Patient choice. Feedback. Opinions. Patient power. How much do we actually mean it? How much of it is actually possible? How much of it is ticking boxes and appeasing the public?
The answer – uncomfortably – is that overall, we have only just about moved past lip service.
It’s a tricky topic. To assume the patient always knows best is debate provoking. You always worry how much information the use of a particular question is based on. Is it media driven? Is it due to some ill thought out national campaign? Is it due to industry influence?
Everyone, quite rightly, looks at their care and wants the best. Any prioritising by healthcare professionals – even if it’s based on evidence – is seen as denial and this builds a power struggle.
Some HCPs try explanatory conversations. But, again, in a system where health has been converted to widgets, time is the one thing most people don’t have. It’s easier to shut the patient out and carry on regardless, right?
And then there is the fundamental premise of how the NHS works. GPs acting as the vanguards for preventing further escalation into specialist care. How does that exactly square with patient choice?
Let me give you an example: a patient develops type 1 diabetes. Now if I or any of my family developed that, I am crystal clear what I would want – to be seen by a specialist who has trained in type 1 diabetes.
I would want to research it a bit, use my knowledge of the system and see someone with a good reputation. I would ask my GP to refer me to them. I would use my position and knowledge of the NHS system to get what’s best for me.
Let’s now take the example of John Smith. He goes to his GP and, even though his choice is to see a specialist, the GP decides whether he sees a specialist or not. There is a huge degree of variability around this particular scenario. Some would be aware of their limitations and simply do the needful, while I have also seen many who would refuse. Grounds? First, it’s not nice to be criticised for referrals to the hospital, and we need to keep them down, so John gets caught up in that stream.
Second? A degree of ignorance as well, isn’t type 2 the same as type 1 diabetes? If one can be managed, surely the other can? Well actually it isn’t. But away from the science of it all, hands up how many GPs have actually trained in type 1 diabetes care. How many GPs or practice nurses are aware what the eligibility criteria for pumps are? Even if they are, do their local team have the service, or even the training?

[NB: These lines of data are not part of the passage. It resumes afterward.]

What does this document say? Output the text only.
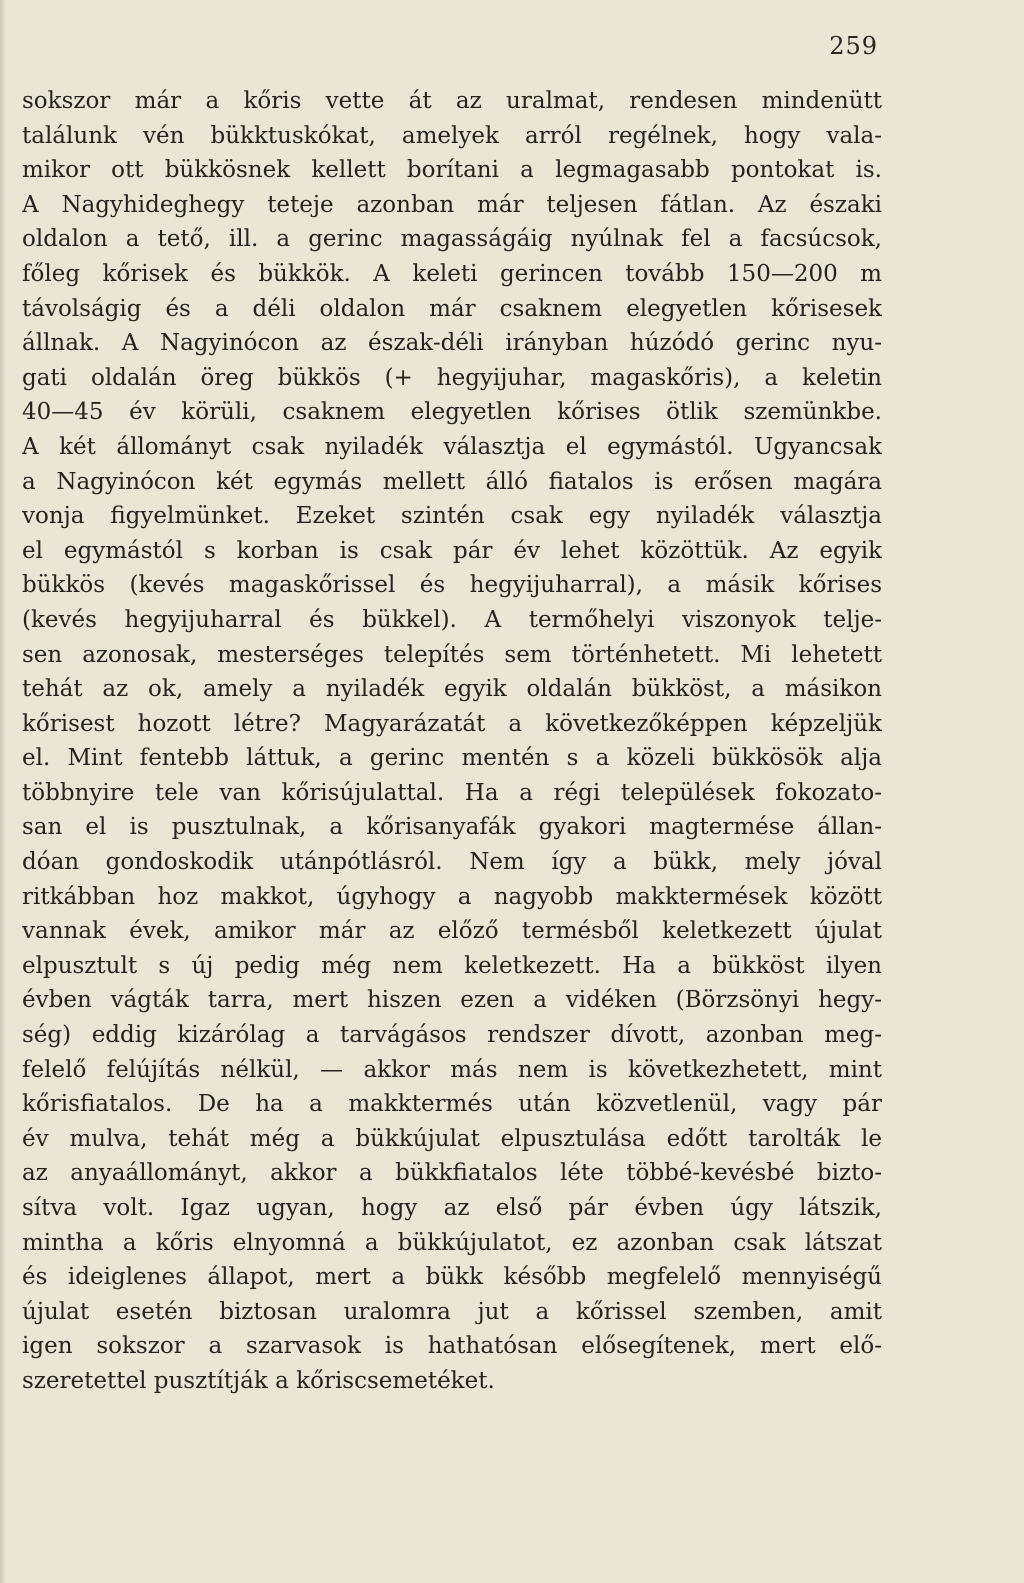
259
sokszor már a kőris vette át az uralmat, rendesen mindenütt
találunk vén bükktuskókat, amelyek arról regélnek, hogy vala-
mikor ott bükkösnek kellett borítani a legmagasabb pontokat is.
A Nagyhideghegy teteje azonban már teljesen fátlan. Az északi
oldalon a tető, ill. a gerinc magasságáig nyúlnak fel a facsúcsok,
főleg kőrisek és bükkök. A keleti gerincen tovább 150—200 m
távolságig és a déli oldalon már csaknem elegyetlen kőrisesek
állnak. A Nagyinócon az észak-déli irányban húzódó gerinc nyu-
gati oldalán öreg bükkös (+ hegyijuhar, magaskőris), a keletin
40—45 év körüli, csaknem elegyetlen kőrises ötlik szemünkbe.
A két állományt csak nyiladék választja el egymástól. Ugyancsak
a Nagyinócon két egymás mellett álló fiatalos is erősen magára
vonja figyelmünket. Ezeket szintén csak egy nyiladék választja
el egymástól s korban is csak pár év lehet közöttük. Az egyik
bükkös (kevés magaskőrissel és hegyijuharral), a másik kőrises
(kevés hegyijuharral és bükkel). A termőhelyi viszonyok telje-
sen azonosak, mesterséges telepítés sem történhetett. Mi lehetett
tehát az ok, amely a nyiladék egyik oldalán bükköst, a másikon
kőrisest hozott létre? Magyarázatát a következőképpen képzeljük
el. Mint fentebb láttuk, a gerinc mentén s a közeli bükkösök alja
többnyire tele van kőrisújulattal. Ha a régi települések fokozato-
san el is pusztulnak, a kőrisanyafák gyakori magtermése állan-
dóan gondoskodik utánpótlásról. Nem így a bükk, mely jóval
ritkábban hoz makkot, úgyhogy a nagyobb makktermések között
vannak évek, amikor már az előző termésből keletkezett újulat
elpusztult s új pedig még nem keletkezett. Ha a bükköst ilyen
évben vágták tarra, mert hiszen ezen a vidéken (Börzsönyi hegy-
ség) eddig kizárólag a tarvágásos rendszer dívott, azonban meg-
felelő felújítás nélkül, — akkor más nem is következhetett, mint
kőrisfiatalos. De ha a makktermés után közvetlenül, vagy pár
év mulva, tehát még a bükkújulat elpusztulása edőtt tarolták le
az anyaállományt, akkor a bükkfiatalos léte többé-kevésbé bizto-
sítva volt. Igaz ugyan, hogy az első pár évben úgy látszik,
mintha a kőris elnyomná a bükkújulatot, ez azonban csak látszat
és ideiglenes állapot, mert a bükk később megfelelő mennyiségű
újulat esetén biztosan uralomra jut a kőrissel szemben, amit
igen sokszor a szarvasok is hathatósan elősegítenek, mert elő-
szeretettel pusztítják a kőriscsemetéket.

Once John crosses that hurdle, then he faces the challenge of knowing what level of care each specialist centre provides? Any tool or common portal to have a look and make that decision? You must be kidding. So, you go to the local specialist centre and you take what you get. Do you know whether the local team has someone specifically trained in pumps, technology or even type 1? Nope.
So there lies a fantastic dichotomy of patient choice. Driven by a combination of measuring GPs on referrals made, and a degree of ignorance, in the world of type 1 diabetes, choice is an anathema. Should all patients with type 1 diabetes care be under specialists? Possibly. Should they all have access to specialists? Most certainly. Why? Beyond the ego, beyond the efficiency drive of saving PbR costs per referrals, look at outcome measures for type 1 diabetes. Awful is a polite way of putting it. Variability is high.
Here’s a genuine question to ponder as someone put it on Twitter: does choice and free healthcare actually go together? If patient choice is paramount, then can or should a GP deny referral to a specialist based on cost savings? Does such a denial bring the patient back more frequently, creating more stretch on an already stretched primary care system? And, more importantly, do such barriers end up in patient care being compromised?
When we talk about systems that are efficient, in relevance to a long term condition, we have to talk long term. Poor care in type 1 diabetes today results in poor outcomes down the line. Just look at the money being spent on complications. But we worry more about saving on referrals today.
We need to be bold enough to have these discussions openly with patients and fellow professionals. Not pay lip service by asking patient leaders to come along once in a while and give a talk. We shouldn’t say we have genuine patient involvement when we are not discussing the elephant in the room.